One of the mysteries of the English language finally explained.
1The substitution of an epithet or title for a proper name (e.g., the Bard for Shakespeare).
- ‘Antonomasia is, then, a kind of theft, but one that reveals the thievery involved in the original act of naming.’
- ‘Darryl James, editor of RapSheet, presents Eminem with this antonomasia: ‘the Elvis of Rap’.’
- ‘A fine example of antonomasia is the name given a polygamist by his four wives in different towns: 'Seldom Seen Smith'.’

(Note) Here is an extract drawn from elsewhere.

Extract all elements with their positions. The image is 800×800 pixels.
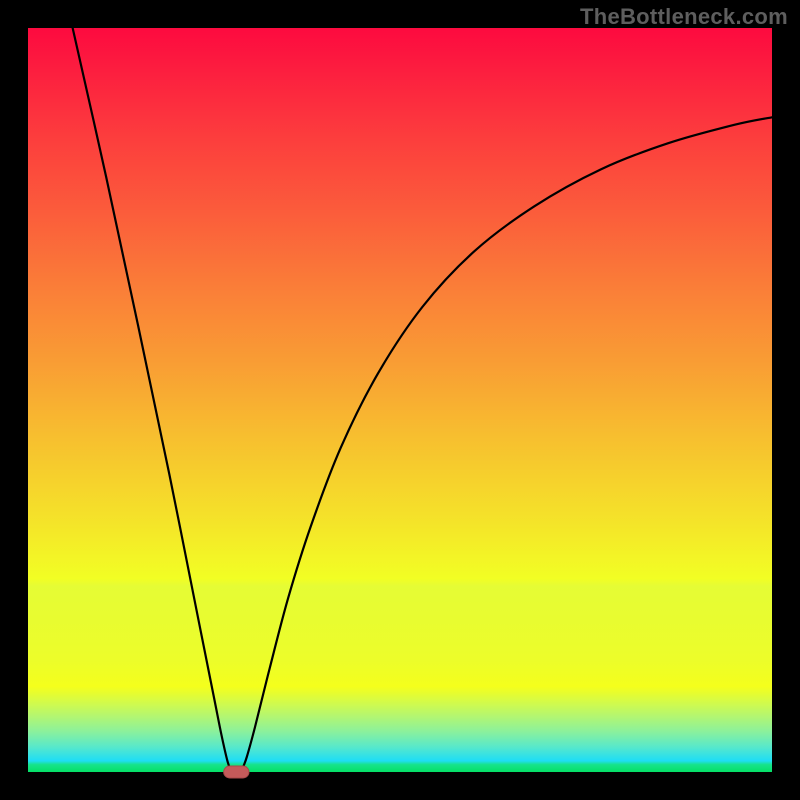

- ‘One was antonomasia, the usually derisive practice of describing an individual by a certain characteristic, then making it into a proper noun.’
- ‘Baseball, which has a penchant for antonomasia, has dubbed players the "Sultan of Swat" (Babe Ruth), "The Georgia Peach" (Ty Cobb), and the "Iron Horse" (Lou Gehrig).’
- 1.1 The use of a proper name to express a general idea (e.g., a Scrooge for a miser).
- ‘Another type of antonomasia we meet when a common noun is still clearly perceived as a proper name.’
- ‘Here we deal with a case of antonomasia of the first type.’
- ‘He blithely absolves this libel as an example of "antonomasia".’
- ‘Most of the sources I've looked at restrict the term to use of a name as a generic, eg. calling someone a "Romeo" or a "Scrooge," though I have dim recollections of seeing in print "antonomasia" being used to describe the use of "coke" as "soft drink" or "levis" as "denim pants."’
- ‘The antonomasia can also work the other way, with a proper name as a description - referring to a soldier as a Rambo, for instance, or calling an obsequious black man Uncle Tom.’
Mid 16th century: via Latin from Greek, from antonomazein ‘name instead’, from anti- ‘against, instead’ + onoma ‘a name’.